For above built binary classifier, TP + TN = 73+144 = 217 and TP+FP+FN+TN = 73+7+4+144=228.
因此,准确性 = 217/228 = 0.951754385965,这与我们在创建二元分类器后计算得出的值相同。
Hence, Accuracy = 217/228 = 0.951754385965 which is same as we have calculated after creating our binary classifier.
Precision
精度,用于文档检索,可以定义为由我们的机器学习模型返回的正确文档数。我们可以通过以下公式借助混淆矩阵轻松计算它 -
Precision, used in document retrievals, may be defined as the number of correct documents returned by our ML model. We can easily calculate it by confusion matrix with the help of following formula −
对于上述构建的二元分类器,TP = 73 和 TP+FP = 73+7 = 80。
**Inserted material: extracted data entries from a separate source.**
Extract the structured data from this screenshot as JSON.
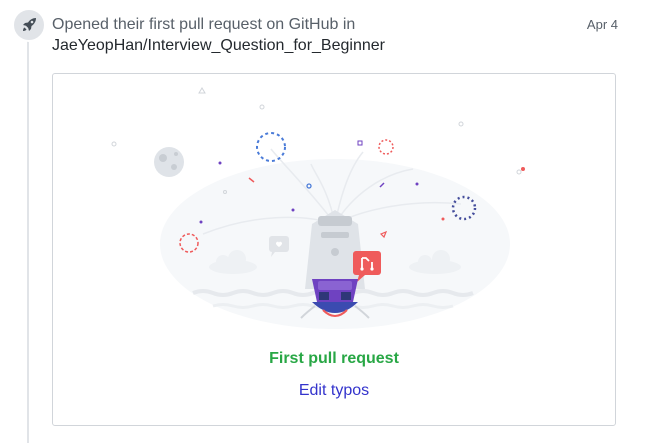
{
  "event": {
    "prefix": "Opened their first pull request on GitHub in",
    "repository": "JaeYeopHan/Interview_Question_for_Beginner",
    "date": "Apr 4",
    "badge_icon": "rocket-icon"
  },
  "card": {
    "title": "First pull request",
    "link": "Edit typos",
    "illustration": "ship-launch-illustration"
  },
  "colors": {
    "title_green": "#28a745",
    "link_blue": "#3333cc",
    "accent_red": "#ef5b5b",
    "accent_purple": "#6f42c1"
  }
}
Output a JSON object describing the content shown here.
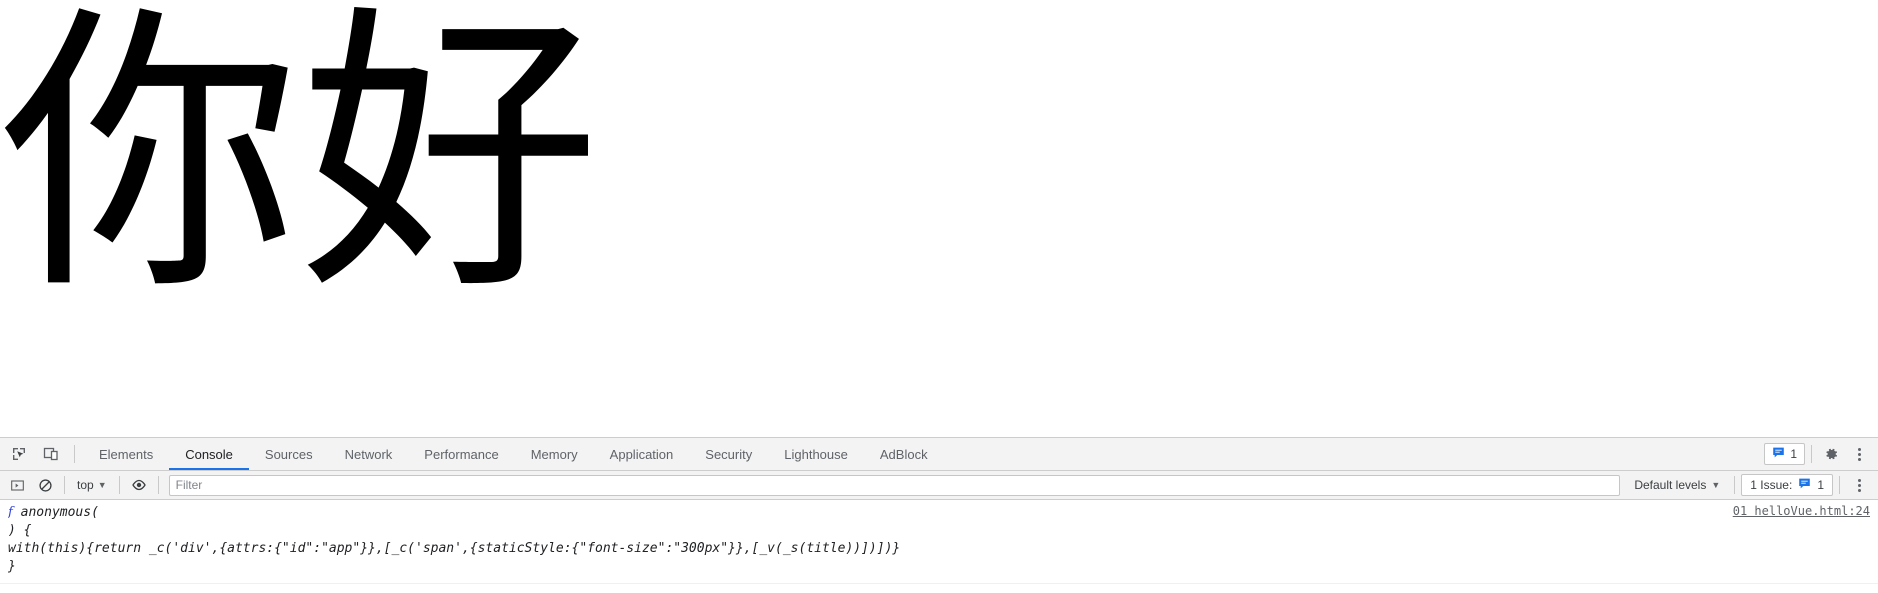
{
  "page": {
    "app_id": "app",
    "title_text": "你好",
    "font_size": "300px"
  },
  "devtools": {
    "tool_icons": [
      {
        "name": "inspect-element-icon",
        "label": "Inspect element"
      },
      {
        "name": "device-toolbar-icon",
        "label": "Toggle device toolbar"
      }
    ],
    "tabs": [
      {
        "label": "Elements",
        "active": false
      },
      {
        "label": "Console",
        "active": true
      },
      {
        "label": "Sources",
        "active": false
      },
      {
        "label": "Network",
        "active": false
      },
      {
        "label": "Performance",
        "active": false
      },
      {
        "label": "Memory",
        "active": false
      },
      {
        "label": "Application",
        "active": false
      },
      {
        "label": "Security",
        "active": false
      },
      {
        "label": "Lighthouse",
        "active": false
      },
      {
        "label": "AdBlock",
        "active": false
      }
    ],
    "tabbar_right": {
      "issues_count": "1",
      "settings_label": "Settings",
      "more_label": "Customize and control DevTools"
    },
    "console_toolbar": {
      "sidebar_toggle": "console-sidebar-icon",
      "clear_label": "Clear console",
      "context": "top",
      "eye_label": "Create live expression",
      "filter_placeholder": "Filter",
      "filter_value": "",
      "levels": "Default levels",
      "issue_text": "1 Issue:",
      "issue_count": "1"
    },
    "messages": [
      {
        "glyph": "ƒ",
        "line1": " anonymous(",
        "line2": ") {",
        "line3": "with(this){return _c('div',{attrs:{\"id\":\"app\"}},[_c('span',{staticStyle:{\"font-size\":\"300px\"}},[_v(_s(title))])])}",
        "line4": "}",
        "source": "01 helloVue.html:24"
      }
    ]
  },
  "colors": {
    "accent_blue": "#1a73e8",
    "toolbar_bg": "#f3f3f3",
    "border": "#cdcdcd",
    "text": "#5f6368",
    "fn_blue": "#3344dd"
  }
}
For the above built binary classifier, TP = 73 and TP+FP = 73+7 = 80.
因此,精度 = 73/80 = 0.915
Hence, Precision = 73/80 = 0.915
Recall or Sensitivity
召回率可以定义为由我们的机器学习模型返回的正例数。我们可以通过以下公式借助混淆矩阵轻松计算它 -
Recall may be defined as the number of positives returned by our ML model. We can easily calculate it by confusion matrix with the help of following formula −
对于上述构建的二元分类器,TP = 73 和 TP+FN = 73+4 = 77。
For above built binary classifier, TP = 73 and TP+FN = 73+4 = 77.
因此,精度 = 73/77 = 0.94805
Hence, Precision = 73/77 = 0.94805
Specificity
特异性与召回率相反,可以定义为我们的 ML 模型返回的负样本数量。我们可以通过使用以下公式轻松地通过混淆矩阵计算它−
Specificity, in contrast to recall, may be defined as the number of negatives returned by our ML model. We can easily calculate it by confusion matrix with the help of following formula −
对于上述构建的二元分类器,TN = 144,TN+FP = 144+7 = 151。
For the above built binary classifier, TN = 144 and TN+FP = 144+7 = 151.
因此,精度 = 144/151 = 0.95364
Hence, Precision = 144/151 = 0.95364
Various ML Classification Algorithms
以下是某些重要的 ML 分类算法 −
The followings are some important ML classification algorithms −
-
Logistic Regression
-
Support Vector Machine (SVM)
-
Decision Tree
-
Naïve Bayes
-
Random Forest
我们将在后面的章节中详细讨论所有这些分类算法。
We will be discussing all these classification algorithms in detail in further chapters.